Here's the best news of all, we charted Kaitlyn's weight (not a lot the last 4 months) but she's still right on her own little curve on the chart, but she's one active little girl and I was very tiny as a baby also. So we decided to DC the night tube feeds! Do you know what that means? It means my daughter will be eating 100% orally for the first time EVER. We are not increasing the amount she takes in during the day (there is no way she could tolerate it), but the night feeds have supposed to have been for supplementing what she looses when she vomits. We'll try it for month, closely watching her weight to see how she does.
What this means: I can sit on the couch like a "normal" parent once she goes to bed. I don't have to prepare and make her Blended Diet, I don't have to get up every 20-30 minutes to push in a syringe of food into her belly, I don't have to wash the syringes, flush the tubing, ugggghhh, I can't tell you how great this is going to be for us! I can't wait!
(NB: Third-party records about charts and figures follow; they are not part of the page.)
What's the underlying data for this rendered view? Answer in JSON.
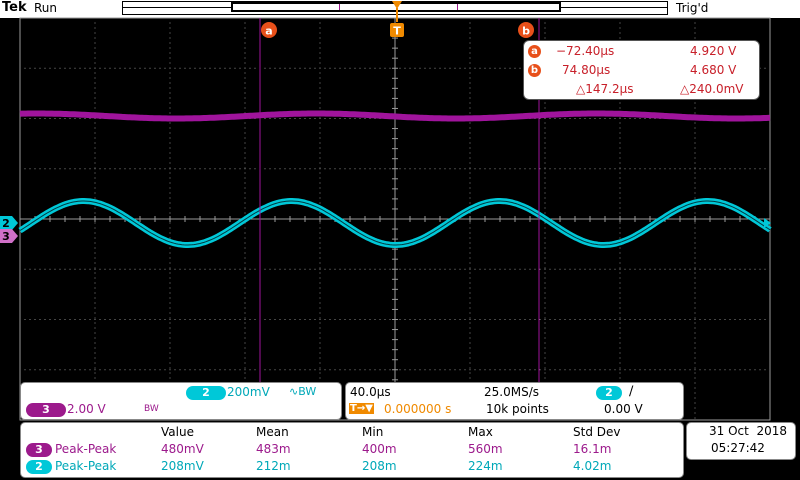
{
  "status": {
    "brand": "Tek",
    "run_state": "Run",
    "trigger_state": "Trig'd"
  },
  "markers": {
    "cursor_a": "a",
    "cursor_b": "b",
    "trigger_pos": "T",
    "ch2_offset": "2",
    "ch3_offset": "3"
  },
  "cursor_readout": {
    "a_label": "a",
    "a_time": "−72.40µs",
    "a_voltage": "4.920 V",
    "b_label": "b",
    "b_time": "74.80µs",
    "b_voltage": "4.680 V",
    "delta_time": "△147.2µs",
    "delta_voltage": "△240.0mV"
  },
  "channels": {
    "ch2_num": "2",
    "ch2_scale": "200mV",
    "ch2_coupling": "∿BW",
    "ch3_num": "3",
    "ch3_scale": "2.00 V",
    "ch3_bw": "BW"
  },
  "horizontal": {
    "timebase": "40.0µs",
    "sample_rate": "25.0MS/s",
    "trig_source": "2",
    "trig_slope": "∕",
    "trig_pos_label": "T→▼",
    "delay": "0.000000 s",
    "record_length": "10k points",
    "trig_level": "0.00 V"
  },
  "measurements": {
    "headers": [
      "Value",
      "Mean",
      "Min",
      "Max",
      "Std Dev"
    ],
    "rows": [
      {
        "ch": "3",
        "name": "Peak-Peak",
        "value": "480mV",
        "mean": "483m",
        "min": "400m",
        "max": "560m",
        "std": "16.1m"
      },
      {
        "ch": "2",
        "name": "Peak-Peak",
        "value": "208mV",
        "mean": "212m",
        "min": "208m",
        "max": "224m",
        "std": "4.02m"
      }
    ]
  },
  "datetime": {
    "date": "31 Oct  2018",
    "time": "05:27:42"
  },
  "colors": {
    "ch2": "#00c8d8",
    "ch3": "#a0149c",
    "cursor": "#a0149c",
    "trigger": "#f08a00",
    "accent": "#e8501a"
  }
}
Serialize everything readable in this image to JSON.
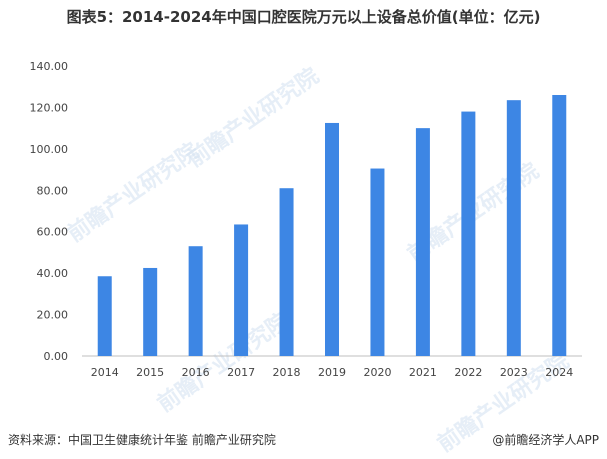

We had a bout of incredible weather last weekend (it was nearing 90) and Kaitlyn and I went to the beach (Dad was out of town for a week) and we had a blast, (excepting of course that she vomited at the beach, and I longingly watched other toddlers sitting nearby nicely eating their food and was wracked with a bit of jealousy). Kaitlyn also did not like getting dirty, she wanted to leave not long after we got there in fact, which sucked as it's an hour drive from my house. But Mom sure enjoyed the sunshine and Kaitlyn loved putting her feet in the ocean (even though it was freezing).
I'm 21 weeks as of yesterday (5months 1 week). My next ultra sound is next week to see if possibly hopefully my planctia previa may have moved. I feel great! Just worried. I've grown a lot all of a sudden!
Brian is quite sick sadly. He was out of town for a week, with his newly finished four-wheeler (He had a great time and I was so happy for him, especially that it's finished). He went to work the day after he got home and has been in bed since he got off work yesterday. He feels horrible! Hoping that Kaitlyn, myself and baby boy don't get it!
10pm update: first night of no tube feeding - WOW, it feels so strange! I'm really enjoying this! But Kaitlyn did just have a weird crying/moaning/trashing bit in her sleep, this is her first NIGHT without food! Wonder if it's related?
Tuesday, April 08, 2008
But anyways, this was a really great feed and I forget sometimes as I'm in the middle of vomit and marathon feeding sessions that she is eating and 6 months ago she ate NOTHING by mouth.
Sunday, April 06, 2008
Poor thing, she cried on and off today for no reason (she's never done that!) It breaks my heart!
She even snuggled with us as we gave her breathing treatments - this is a FIRST. (Remember, Kaitlyn's normal liking-to-be-held period is about 10 seconds (Unless it's in the shower or on a moving train/swing) normally it's a constant fight to get her to sit still. This time she was even willing to put her mouth on the breathing tube and keep it there. Also a first. Must be helping make her feel better.
Keep her in your thoughts!
Here's my 19 week belly last week. Getting bigger!
Tuesday, April 01, 2008
Kaitlyn playing with the boys at the "Disco Museum" well the Discovery Museum but that was too much of a mouthful for her to say
Again at the Disco Museum, loving splashing all the other kids with the fish in the stream. She had a ball.
Kaitlyn's green St. Patty's day Shirt and her balloon! Have I told you how much she loves Balloons? She goes ape if she's at a park and see's a balloon and can't have one.